Yard and Garden: Properly Storing Garden Produce


August 25, 2016, 9:27 am | Richard Jauron, Greg Wallace

AMES, Iowa – Fall is an excellent time to reap the benefits of home gardens. Produce harvested from personal plots can make for a bountiful feast. But storing and keeping produce including potatoes, onions and carrots fresh can become an issue.

ISU Extension and Outreach horticulturists can help answer questions about storing produce. 

What is the proper way to store potatoes? 

Potatoes

After harvesting the potatoes, cure the tubers at a temperature of 50 to 60 degrees Fahrenheit and a relative humidity of 85 to 90 percent for two weeks.
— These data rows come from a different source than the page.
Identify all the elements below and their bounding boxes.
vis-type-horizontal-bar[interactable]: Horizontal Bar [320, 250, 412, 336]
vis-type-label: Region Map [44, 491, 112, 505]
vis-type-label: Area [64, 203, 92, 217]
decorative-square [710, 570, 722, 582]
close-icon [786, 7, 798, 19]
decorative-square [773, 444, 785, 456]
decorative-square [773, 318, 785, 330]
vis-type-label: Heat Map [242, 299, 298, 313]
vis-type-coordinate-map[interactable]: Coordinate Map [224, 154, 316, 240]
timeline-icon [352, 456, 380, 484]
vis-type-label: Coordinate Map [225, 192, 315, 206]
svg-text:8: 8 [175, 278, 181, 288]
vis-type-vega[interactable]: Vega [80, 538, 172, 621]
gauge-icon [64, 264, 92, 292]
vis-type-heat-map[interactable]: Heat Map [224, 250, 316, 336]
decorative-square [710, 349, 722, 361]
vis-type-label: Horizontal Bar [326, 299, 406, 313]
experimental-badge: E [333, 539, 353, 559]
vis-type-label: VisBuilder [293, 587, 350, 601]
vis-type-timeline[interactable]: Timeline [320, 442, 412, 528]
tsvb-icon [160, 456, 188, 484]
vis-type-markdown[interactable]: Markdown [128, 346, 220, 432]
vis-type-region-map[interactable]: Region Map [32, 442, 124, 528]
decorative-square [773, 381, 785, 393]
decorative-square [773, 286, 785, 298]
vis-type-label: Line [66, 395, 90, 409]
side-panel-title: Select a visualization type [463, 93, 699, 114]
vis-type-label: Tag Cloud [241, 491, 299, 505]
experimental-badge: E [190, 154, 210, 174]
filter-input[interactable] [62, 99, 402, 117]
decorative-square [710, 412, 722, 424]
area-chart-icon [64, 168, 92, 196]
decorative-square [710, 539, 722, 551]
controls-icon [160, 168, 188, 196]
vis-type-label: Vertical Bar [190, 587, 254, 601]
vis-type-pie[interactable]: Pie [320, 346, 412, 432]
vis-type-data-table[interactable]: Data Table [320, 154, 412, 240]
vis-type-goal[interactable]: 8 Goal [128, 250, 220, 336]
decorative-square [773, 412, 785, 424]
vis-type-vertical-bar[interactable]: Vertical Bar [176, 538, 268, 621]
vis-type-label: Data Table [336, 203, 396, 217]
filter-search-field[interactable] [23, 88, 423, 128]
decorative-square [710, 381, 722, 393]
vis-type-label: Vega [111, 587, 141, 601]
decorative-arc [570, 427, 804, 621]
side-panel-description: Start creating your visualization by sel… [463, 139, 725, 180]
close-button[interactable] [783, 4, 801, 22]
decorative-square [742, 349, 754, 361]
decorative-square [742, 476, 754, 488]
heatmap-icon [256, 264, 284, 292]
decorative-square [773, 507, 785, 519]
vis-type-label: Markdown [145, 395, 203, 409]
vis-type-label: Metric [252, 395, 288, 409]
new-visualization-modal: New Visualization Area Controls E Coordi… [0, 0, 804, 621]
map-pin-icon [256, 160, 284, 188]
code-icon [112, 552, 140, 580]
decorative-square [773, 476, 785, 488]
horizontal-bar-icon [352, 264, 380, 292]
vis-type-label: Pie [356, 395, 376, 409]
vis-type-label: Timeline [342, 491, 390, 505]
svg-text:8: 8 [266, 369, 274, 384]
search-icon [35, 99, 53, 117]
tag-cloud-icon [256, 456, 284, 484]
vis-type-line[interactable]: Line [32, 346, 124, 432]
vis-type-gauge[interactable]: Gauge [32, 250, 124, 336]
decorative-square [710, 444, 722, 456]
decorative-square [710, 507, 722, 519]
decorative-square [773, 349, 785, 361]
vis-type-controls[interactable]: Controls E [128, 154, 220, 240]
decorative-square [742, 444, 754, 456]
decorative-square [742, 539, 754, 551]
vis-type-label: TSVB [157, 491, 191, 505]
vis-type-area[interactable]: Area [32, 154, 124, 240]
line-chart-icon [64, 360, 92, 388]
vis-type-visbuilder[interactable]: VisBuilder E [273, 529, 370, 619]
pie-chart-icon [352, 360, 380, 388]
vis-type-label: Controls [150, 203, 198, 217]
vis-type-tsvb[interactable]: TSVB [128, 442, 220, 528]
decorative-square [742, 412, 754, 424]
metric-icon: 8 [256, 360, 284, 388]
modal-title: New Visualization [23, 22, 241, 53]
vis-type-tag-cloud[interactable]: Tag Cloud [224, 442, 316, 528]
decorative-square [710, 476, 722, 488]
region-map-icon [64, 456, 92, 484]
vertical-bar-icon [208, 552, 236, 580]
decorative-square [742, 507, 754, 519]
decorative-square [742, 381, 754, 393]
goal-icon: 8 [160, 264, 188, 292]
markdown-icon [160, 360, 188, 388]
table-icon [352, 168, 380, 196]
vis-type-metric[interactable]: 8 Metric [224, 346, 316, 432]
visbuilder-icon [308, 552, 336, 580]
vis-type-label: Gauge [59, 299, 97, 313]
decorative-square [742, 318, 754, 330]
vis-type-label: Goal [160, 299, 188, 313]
The curing period allows minor cuts and bruises to heal. Thickening of the skin also occurs during the curing process.  

Once cured, store potatoes at a temperature of 40 degrees Fahrenheit and relative humidity of 90 to 95 percent. Store the crop in a dark location as potatoes turn green when exposed to light. If storage temperatures are above 50 degrees Fahrenheit, the tubers may begin to sprout in two to three months. When stored below 40 degrees Fahrenheit, potatoes develop a sugary, sweet taste.  Sugary potatoes can be restored to their natural flavor by placing them at room temperature for a few days prior to use. Do not store potatoes with apples or other fruit. Ripening fruit give off ethylene gas, which promotes sprouting of tubers.

What is the proper way to store onions?

After harvesting, dry or cure the onions in a warm, dry, well-ventilated location, such as a shed or garage. Spread out the onions in a single layer on a clean, dry surface. Cure the onions for two to three weeks until the onion tops and necks are thoroughly dry and the outer bulb scales begin to rustle.

After the onions are properly cured, cut off the tops about one inch above the bulbs. As the onions are topped, discard any that show signs of decay. Use the thick-necked bulbs as soon as possible as they don’t store well. An alternate preparation method is to leave the onion tops untrimmed and braid the dry foliage together.  

Place the cured onions in a mesh bag, old nylon stocking, wire basket or crate. It’s important that the storage container allow air to circulate through the onions. Store the onions in a cool, moderately dry location. Storage temperatures should be 32 to 40 degrees Fahrenheit. The relative humidity should be 65 to 70 percent. Possible storage locations include a basement, cellar, or garage. Hang the braided onions from a rafter or ceiling. If storing the onions in an unheated garage, move the onions to an alternate storage site before temperatures drop below 32 degrees Fahrenheit.

What is the proper way to store carrots?

After harvesting carrots, cut off the green tops one-half to one inch above the roots. Small amounts can be placed in perforated plastic bags and stored in the refrigerator. Large amounts can be buried in sand or sawdust and then stored in a cool, moist location. Storage temperatures should be 32 to 35 degrees Fahrenheit. The relative humidity should be 98 to 100 percent.  Carrots are likely to sprout or decay if stored at temperatures of 40 degrees Fahrenheit or above. Carrots will wilt or shrivel if the relative humidity is less than 95 percent.